In any civil action brought for personal injury or death, except actions brought pursuant to the provisions of P.L.1972, c. 70 (C. 39:6A-1 et seq.), if a plaintiff receives or is entitled to receive benefits for the injuries allegedly incurred from any other source other than a joint tortfeasor, the benefits, other than workers’ compensation benefits or the proceeds from a life insurance policy, shall be disclosed to the court and the amount thereof which duplicates any benefit contained in the award shall be deducted from any award recovered by the plaintiff, less any premium paid to an insurer directly by the plaintiff or by any member of the plaintiff‘s family on behalf of the plaintiff for the policy period during which the benefits are payable. Any party to the action shall be permitted to introduce evidence regarding any of the matters described in this act.
“Except as provided in subsection (b) of this section [the saving clause], the provisions of this subchapter and subchapter III of this chapter shall supersede any and all State laws insofar as they may now or hereafter relate to any employee benefit plan ....”
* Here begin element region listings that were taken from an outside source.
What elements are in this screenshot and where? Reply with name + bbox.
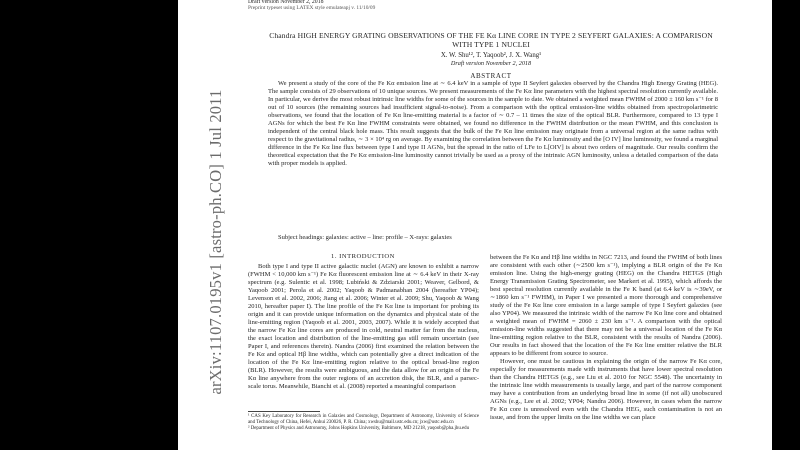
right-column-paragraph-2: However, one must be cautious in explaining the origin of the narrow Fe Kα core, especially for measurements made with instruments that have lower spectral resolution than the Chandra HETGS (e.g., see Liu et al. 2010 for NGC 5548). The uncertainty in the intrinsic line width measurements is usually large, and part of the narrow component may have a contribution from an underlying broad line in some (if not all) unobscured AGNs (e.g., Lee et al. 2002; YP04; Nandra 2006). However, in cases when the narrow Fe Kα core is unresolved even with the Chandra HEG, such contamination is not an issue, and from the upper limits on the line widths we can place xyxy=(490,358,722,421)
right-column-paragraph-1: between the Fe Kα and Hβ line widths in NGC 7213, and found the FWHM of both lines are consistent with each other (∼2500 km s⁻¹), implying a BLR origin of the Fe Kα emission line. Using the high-energy grating (HEG) on the Chandra HETGS (High Energy Transmission Grating Spectrometer, see Markert et al. 1995), which affords the best spectral resolution currently available in the Fe K band (at 6.4 keV is ∼39eV, or ∼1860 km s⁻¹ FWHM), in Paper I we presented a more thorough and comprehensive study of the Fe Kα line core emission in a large sample of type I Seyfert galaxies (see also YP04). We measured the intrinsic width of the narrow Fe Kα line core and obtained a weighted mean of FWHM = 2060 ± 230 km s⁻¹. A comparison with the optical emission-line widths suggested that there may not be a universal location of the Fe Kα line-emitting region relative to the BLR, consistent with the results of Nandra (2006). Our results in fact showed that the location of the Fe Kα line emitter relative the BLR appears to be different from source to source. xyxy=(490,254,722,357)
footnote-divider xyxy=(248,411,320,412)
footnote-1: ¹ CAS Key Laboratory for Research in Galaxies and Cosmology, Department of Astronomy, University of Science and Technology of China, Hefei, Anhui 230026, P. R. China; xwshu@mail.ustc.edu.cn; jxw@ustc.edu.cn xyxy=(248,414,479,425)
draft-date: Draft version November 2, 2018 xyxy=(450,60,532,67)
left-black-panel xyxy=(0,0,178,450)
arxiv-identifier: arXiv:1107.0195v1 [astro-ph.CO] 1 Jul 2011 xyxy=(206,89,225,395)
draft-version-line: Draft version November 2, 2018 xyxy=(248,0,324,5)
subject-headings: Subject headings: galaxies: active – line: profile – X-rays: galaxies xyxy=(278,234,452,241)
footnote-2: ² Department of Physics and Astronomy, Johns Hopkins University, Baltimore, MD 21218, yaqoob@pha.jhu.edu xyxy=(248,426,470,431)
right-black-panel xyxy=(772,0,800,450)
footnotes xyxy=(248,414,479,432)
authors: X. W. Shu¹², T. Yaqoob², J. X. Wang¹ xyxy=(440,52,542,59)
paper-title: Chandra HIGH ENERGY GRATING OBSERVATIONS OF THE FE Kα LINE CORE IN TYPE 2 SEYFERT GALAXIES: A COMPARISON WITH TYPE 1 NUCLEI xyxy=(269,31,713,50)
intro-left-column: Both type I and type II active galactic nuclei (AGN) are known to exhibit a narrow (FWHM < 10,000 km s⁻¹) Fe Kα fluorescent emission line at ∼ 6.4 keV in their X-ray spectrum (e.g. Sulentic et al. 1998; Lubiński & Zdziarski 2001; Weaver, Gelbord, & Yaqoob 2001; Perola et al. 2002; Yaqoob & Padmanabhan 2004 (hereafter YP04); Levenson et al. 2002, 2006; Jiang et al. 2006; Winter et al. 2009; Shu, Yaqoob & Wang 2010, hereafter paper I). The line profile of the Fe Kα line is important for probing its origin and it can provide unique information on the dynamics and physical state of the line-emitting region (Yaqoob et al. 2001, 2003, 2007). While it is widely accepted that the narrow Fe Kα line cores are produced in cold, neutral matter far from the nucleus, the exact location and distribution of the line-emitting gas still remain uncertain (see Paper I, and references therein). Nandra (2006) first examined the relation between the Fe Kα and optical Hβ line widths, which can potentially give a direct indication of the location of the Fe Kα line-emitting region relative to the optical broad-line region (BLR). However, the results were ambiguous, and the data allow for an origin of the Fe Kα line anywhere from the outer regions of an accretion disk, the BLR, and a parsec-scale torus. Meanwhile, Bianchi et al. (2008) reported a meaningful comparison xyxy=(248,263,479,390)
abstract-heading: ABSTRACT xyxy=(470,72,512,80)
abstract-text: We present a study of the core of the Fe Kα emission line at ∼ 6.4 keV in a sample of type II Seyfert galaxies observed by the Chandra High Energy Grating (HEG). The sample consists of 29 observations of 10 unique sources. We present measurements of the Fe Kα line parameters with the highest spectral resolution currently available. In particular, we derive the most robust intrinsic line widths for some of the sources in the sample to date. We obtained a weighted mean FWHM of 2000 ± 160 km s⁻¹ for 8 out of 10 sources (the remaining sources had insufficient signal-to-noise). From a comparison with the optical emission-line widths obtained from spectropolarimetric observations, we found that the location of Fe Kα line-emitting material is a factor of ∼ 0.7 – 11 times the size of the optical BLR. Furthermore, compared to 13 type I AGNs for which the best Fe Kα line FWHM constraints were obtained, we found no difference in the FWHM distribution or the mean FWHM, and this conclusion is independent of the central black hole mass. This result suggests that the bulk of the Fe Kα line emission may originate from a universal region at the same radius with respect to the gravitational radius, ∼ 3 × 10⁴ rg on average. By examining the correlation between the Fe Kα luminosity and the [O IV] line luminosity, we found a marginal difference in the Fe Kα line flux between type I and type II AGNs, but the spread in the ratio of LFe to L[OIV] is about two orders of magnitude. Our results confirm the theoretical expectation that the Fe Kα emission-line luminosity cannot trivially be used as a proxy of the intrinsic AGN luminosity, unless a detailed comparison of the data with proper models is applied. xyxy=(268,80,718,168)
preprint-line: Preprint typeset using LATEX style emulateapj v. 11/10/09 xyxy=(248,5,376,11)
intro-right-column xyxy=(490,254,722,422)
section-heading-introduction: 1. INTRODUCTION xyxy=(331,253,395,260)
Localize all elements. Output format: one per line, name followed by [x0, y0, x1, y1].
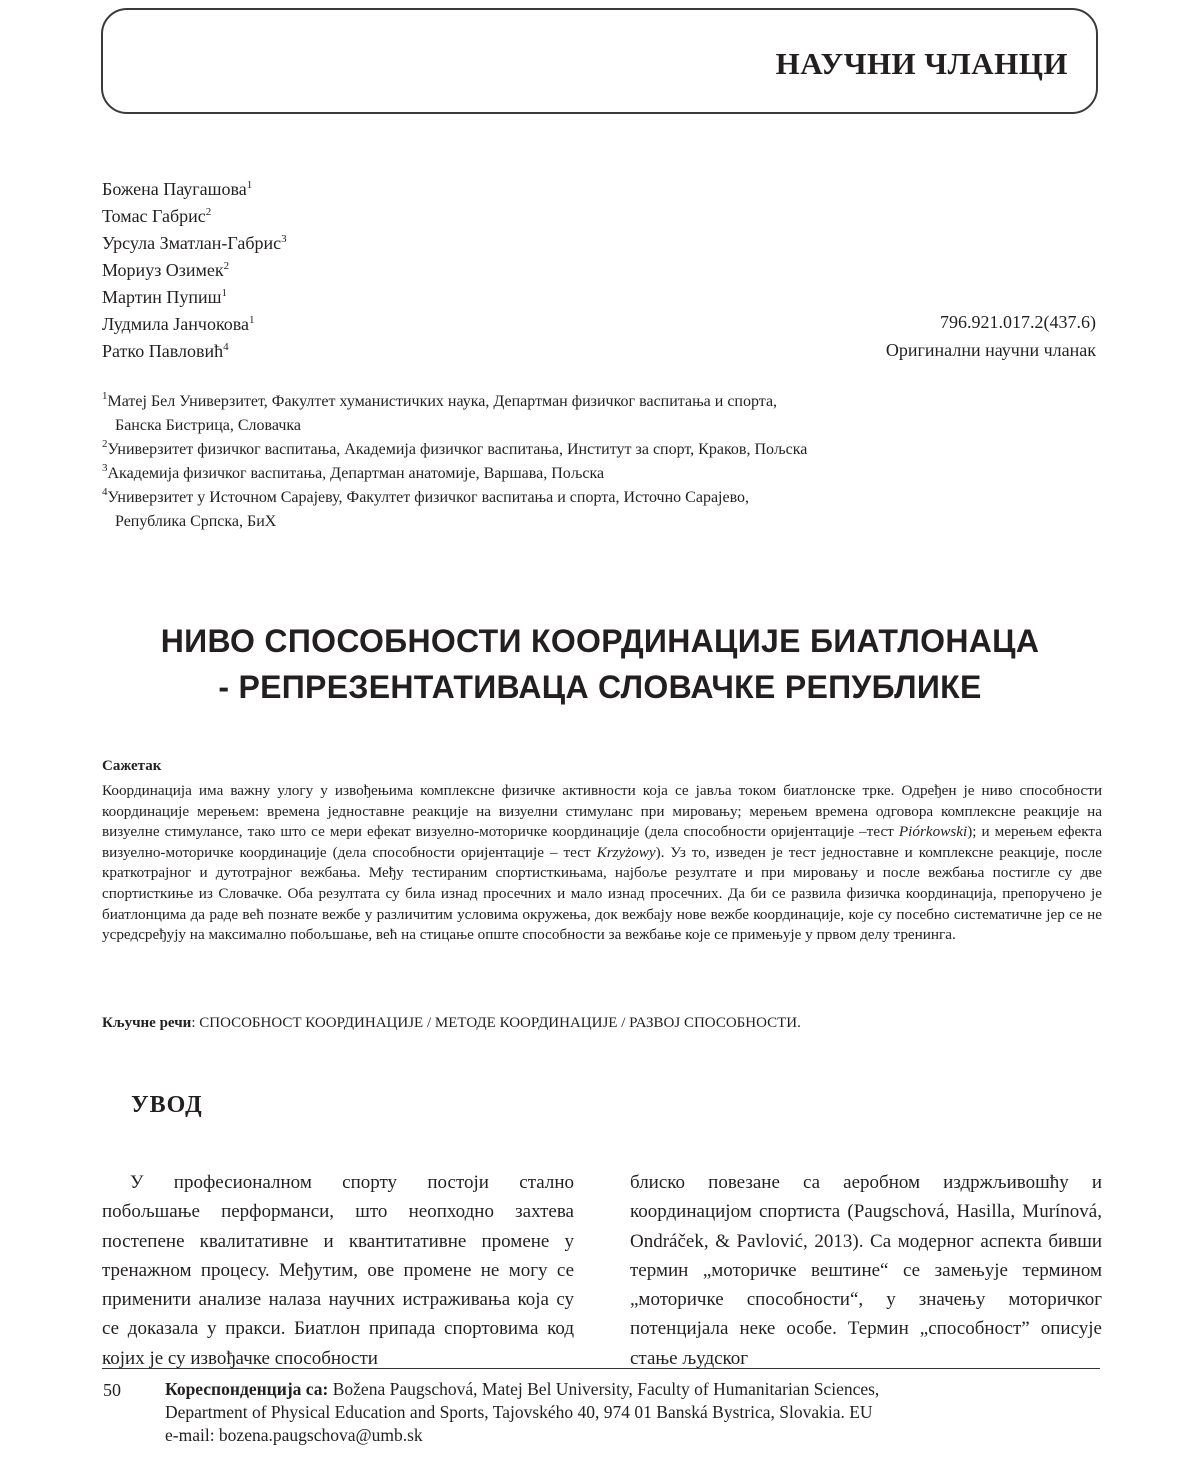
- page-number: 50: [103, 1380, 121, 1400]
- author-list: [102, 176, 287, 365]
- article-type: Оригинални научни чланак: [885, 340, 1096, 360]
- title-line: НИВО СПОСОБНОСТИ КООРДИНАЦИЈЕ БИАТЛОНАЦА: [160, 623, 1040, 659]
- affiliation-continuation: Република Српска, БиХ: [115, 513, 277, 530]
- section-heading-intro: УВОД: [131, 1092, 203, 1118]
- affiliation-continuation: Банска Бистрица, Словачка: [115, 417, 301, 434]
- udc-code: 796.921.017.2(437.6): [940, 312, 1096, 332]
- affiliation-list: [102, 390, 1102, 534]
- author: Мартин Пупиш$^1$: [102, 287, 228, 307]
- affiliation: $^4$Универзитет у Источном Сарајеву, Факултет физичког васпитања и спорта, Источно Сарајево,: [102, 486, 750, 506]
- keywords-label: Кључне речи: [102, 1015, 192, 1031]
- section-title: НАУЧНИ ЧЛАНЦИ: [775, 46, 1068, 81]
- correspondence: Кореспонденција са: Božena Paugschová, Matej Bel University, Faculty of Humanitarian Sciences, Department of Physical Education and Sports, Tajovského 40, 974 01 Banská Bystrica, Slovakia. EU e-mail: bozena.paugschova@umb.sk: [165, 1378, 1100, 1447]
- test-name: Krzyżowy: [596, 843, 656, 861]
- article-title: [100, 618, 1100, 710]
- author: Урсула Зматлан-Габрис$^3$: [102, 233, 287, 253]
- author: Мориуз Озимек$^2$: [102, 260, 230, 280]
- author: Божена Паугашова$^1$: [102, 179, 253, 199]
- email: e-mail: bozena.paugschova@umb.sk: [165, 1425, 423, 1445]
- affiliation: $^3$Академија физичког васпитања, Департман анатомије, Варшава, Пољска: [102, 462, 605, 482]
- title-line: - РЕПРЕЗЕНТАТИВАЦА СЛОВАЧКЕ РЕПУБЛИКЕ: [218, 669, 982, 705]
- intro-column-right: блиско повезане са аеробном издржљивошћу и координацијом спортиста (Paugschová, Hasilla, Murínová, Ondráček, & Pavlović, 2013). Са модерног аспекта бивши термин „моторичке вештине“ се замењује термином „моторичке способности“, у значењу моторичког потенцијала неке особе. Термин „способност” описује стање људског: [630, 1172, 1102, 1369]
- abstract-body: Координација има важну улогу у извођењима комплексне физичке активности која се јавља током биатлонске трке. Одређен је ниво способности координације мерењем: времена једноставне реакције на визуелни стимуланс при мировању; мерењем времена одговора комплексне реакције на визуелне стимулансе, тако што се мери ефекат визуелно-моторичке координације (дела способности оријентације –тест Piórkowski); и мерењем ефекта визуелно-моторичке координације (дела способности оријентације – тест Krzyżowy). Уз то, изведен је тест једноставне и комплексне реакције, после краткотрајног и дутотрајног вежбања. Међу тестираним спортисткињама, најбоље резултате и при мировању и после вежбања постигле су две спортисткиње из Словачке. Оба резултата су била изнад просечних и мало изнад просечних. Да би се развила физичка координација, препоручено је биатлонцима да раде већ познате вежбе у различитим условима окружења, док вежбају нове вежбе координације, које су посебно систематичне јер се не усредсређују на максимално побољшање, већ на стицање опште способности за вежбање које се примењује у првом делу тренинга.: [102, 782, 1102, 944]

“Except as provided in subparagraph (B) [the deemer clause], nothing in this subchapter shall be construed to exempt or relieve any person from any law of any State which regulates insurance, banking, or securities.”
“Neither an employee benefit plan ... nor any trust established under such a plan, shall be deemed to be an insurance company or other insurer, bank, trust company, or investment company or to be engaged in the business of insurance or banking for purposes of any law of any State purporting to regulate insurance companies, insurance contracts, banks, trust companies, or investment companies.”
This bill attempts to reduce the cost of liability insurance by reducing the likelihood of a ‘double recovery’ in a liability award for items which were already compensated by insurance or by other ‘collateral’ sources other than a tortfeasor.
Id. at 410, 778 A.2d 429 (quoting Passed Bill Memo to Governor Thomas H. Kean (Dec. 7, 1987)).
This is a difficult issue, and more than that, the resolution of it could be outcome determinative in this appeal. As a result, I believe that the proper course for this Court to take would be to certify the issue of retroactivity to the New Jersey Supreme Court. Under New Jersey Court Rule 2:12A-1., the New Jersey Supreme Court may answer such a question if “there is no controlling appellate decision, constitutional provision or statute in this State.” N.J. Ct. R. 2:12A-1. The use of certification “rests in the sound discretion of the federal courts.” Lehman Bros. v. Schein, 416 U.S. 386, 391, 94 S.Ct. 1741, 40 L.Ed.2d 215 (1974). Such discretion, in my judgment, would be warranted here.